Ныне я женат на госслужащей (работнице Центрального банка РФ) — решил, согласно веяниям времени, усилить госучастие в среде интеллигенции и тем спастись от люмпенизации. Сыну семь лет — он пока не решил, кем быть. Надеюсь, станет госслужащим или бизнесменом, если к его времени эти два понятия не сольются окончательно.
— Знаю, что ты занимаешься журналистикой. Это мешает писательской работе или помогает?
— Очень помогает, ставит мозги на место. Помогает разобраться в том, как устроен мир не в абстрактных моделях, а на конкретной улице.
— А другую периодику, помимо той, где работаешь, ты читаешь, чтоб мозги поставить на место?
— Читаю хаотично. Иногда — «Эксперт». Иногда — сайт «Инопресса». «Огонек» (для него же пишу).
— А с каким чувством смотришь российское ТВ?
— Смотрю — с чувством глубочайшего сожаления, недоумения и отчаяния — новости. Когда диктор, сообщив новость, рассказывает мне, как я должен правильно ее понять — я бешусь, даже если в данном конкретном случае я согласен с «правильной» трактовкой. Все остальное, включая Петросяна, вальсирующих с канала на канал звезд, обаяшек-ментов (где таких подсмотрели?), сериалов в стиле «Безруков — наше все», там смотреть невозможно. Уже даже не раздражает — просто не проходит через сетчатку глаза.
— Чего ждешь от литературы в ближайшем будущем?
— От себя жду новых текстов. (Садись и пиши, негодяй! Скоро интервью перестанут брать!) С удовольствием бы почитал Шишкина: интересно, сможет ли он, удерживая тот же стиль, сказать что-нибудь новое? Прилепина почитал бы: сможет ли он написать что-то без идеологии совсем, без баррикад, задумчивое, рефлексивное.
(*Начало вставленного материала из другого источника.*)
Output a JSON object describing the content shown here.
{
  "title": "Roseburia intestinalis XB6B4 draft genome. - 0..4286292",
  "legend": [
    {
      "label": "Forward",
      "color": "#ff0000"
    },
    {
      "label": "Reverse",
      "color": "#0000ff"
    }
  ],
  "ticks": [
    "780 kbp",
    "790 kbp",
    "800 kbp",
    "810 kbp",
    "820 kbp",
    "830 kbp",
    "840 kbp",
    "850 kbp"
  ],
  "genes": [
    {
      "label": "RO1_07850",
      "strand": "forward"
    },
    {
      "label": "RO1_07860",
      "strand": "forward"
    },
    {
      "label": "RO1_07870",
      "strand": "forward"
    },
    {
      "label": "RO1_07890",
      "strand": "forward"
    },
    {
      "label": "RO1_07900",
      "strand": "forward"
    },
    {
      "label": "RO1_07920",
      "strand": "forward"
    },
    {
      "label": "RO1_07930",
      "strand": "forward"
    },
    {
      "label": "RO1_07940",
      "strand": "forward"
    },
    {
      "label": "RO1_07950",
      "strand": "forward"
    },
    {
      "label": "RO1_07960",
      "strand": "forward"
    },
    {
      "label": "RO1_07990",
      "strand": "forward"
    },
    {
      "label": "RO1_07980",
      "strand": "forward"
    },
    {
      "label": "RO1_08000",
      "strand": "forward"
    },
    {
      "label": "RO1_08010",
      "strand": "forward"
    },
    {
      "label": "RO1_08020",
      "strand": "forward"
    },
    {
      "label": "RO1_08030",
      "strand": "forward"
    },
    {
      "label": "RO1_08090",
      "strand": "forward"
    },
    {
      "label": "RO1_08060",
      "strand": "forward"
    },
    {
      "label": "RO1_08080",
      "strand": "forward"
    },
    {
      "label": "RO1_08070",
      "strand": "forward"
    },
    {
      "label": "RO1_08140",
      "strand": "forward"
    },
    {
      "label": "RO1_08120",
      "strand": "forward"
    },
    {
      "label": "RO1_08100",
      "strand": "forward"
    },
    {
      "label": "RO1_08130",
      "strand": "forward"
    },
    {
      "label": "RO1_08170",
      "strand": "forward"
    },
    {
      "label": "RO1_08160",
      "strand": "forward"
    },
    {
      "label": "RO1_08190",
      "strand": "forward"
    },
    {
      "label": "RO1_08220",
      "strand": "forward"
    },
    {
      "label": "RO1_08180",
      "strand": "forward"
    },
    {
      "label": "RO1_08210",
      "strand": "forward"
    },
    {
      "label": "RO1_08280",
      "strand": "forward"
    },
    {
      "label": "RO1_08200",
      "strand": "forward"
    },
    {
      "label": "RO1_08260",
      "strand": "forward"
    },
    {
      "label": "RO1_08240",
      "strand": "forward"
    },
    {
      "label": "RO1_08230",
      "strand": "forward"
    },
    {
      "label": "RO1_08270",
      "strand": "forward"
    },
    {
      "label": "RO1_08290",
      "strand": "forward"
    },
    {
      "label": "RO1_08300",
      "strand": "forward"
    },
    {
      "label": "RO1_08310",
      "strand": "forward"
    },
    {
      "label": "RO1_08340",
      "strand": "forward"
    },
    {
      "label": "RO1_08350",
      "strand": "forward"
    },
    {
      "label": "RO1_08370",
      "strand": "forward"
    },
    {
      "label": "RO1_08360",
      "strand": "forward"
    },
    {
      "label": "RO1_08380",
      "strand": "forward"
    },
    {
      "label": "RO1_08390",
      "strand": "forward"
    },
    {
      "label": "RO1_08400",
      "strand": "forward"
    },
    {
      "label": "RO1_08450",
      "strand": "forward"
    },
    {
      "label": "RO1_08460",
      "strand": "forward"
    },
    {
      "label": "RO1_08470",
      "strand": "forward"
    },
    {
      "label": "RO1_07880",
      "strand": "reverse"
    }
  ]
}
Почитал бы Татьяну Толстую: за «Школой злословия» как-то исчез любимый мною автор.
— Кого из живых классиков уважаешь? С кем знаком? С кем хотел бы пообщаться?
— Уважаю Маканина, с которым знаком, — за исключительную несуетность, самодостаточность и цельность. Бородина — общаясь с ним, понимаешь, что герои не бывают снобами. Юзефовича — за то, что большой мастер, но открыт и щедр в общении. Вообще из писателей пообщался бы с тем же Шишкиным (близок по взглядам), с Лимоновым (совсем по взглядам далек), со всеми яркими людьми, не только литераторами, стоит общаться, когда выпадает случай.
— Твои книги должны что — радовать, огорчать, заставлять думать?
— Мои книги должны возбуждать душу. Возбуждать в ней желание радоваться, огорчаться, думать — жить, в общем. Словом, как порно для стареющего ловеласа: все было, ничто не трогает… и тут — нате-ка. Но это — как должно быть. На одной из встреч с читателями в Ростове меня спросили: почему ваш роман такой скучный? Спрашивал молодой студент. Его я не возбудил.
— А почему ты пишешь, Денис? Что является первопричиной?
— Первична, думаю, невозможность не писать. Для меня писательство — способ проживания жизни. Я — из графоманов. Хотя пишу мало — не успеваю.
— Но литература — это для тебя всерьез? Смертельно?
— Еще как! Так же смертельно, как жизнь, — если живешь и пишешь всерьез. Если развлекаешь и зарабатываешь — ничего, не очень смертельно. Только скучно. Ведь все, что несмертельно, — скучно.
— После получения «Букера» ты легко вошел в число лидеров нового писательского поколения. Конкурентами кого-то воспринимаешь?
— Ну нет, конкурируют сегодня писатели вполне определенного формата — творцы идеологий (не буду называть: все равно кого-нибудь упущу, обижу). И то — конкурируют они за умы той части читателей, которые склонны впадать в идеологию. Я — убежденный сторонник жизни вне партий и манифестов, без идеологии в голове.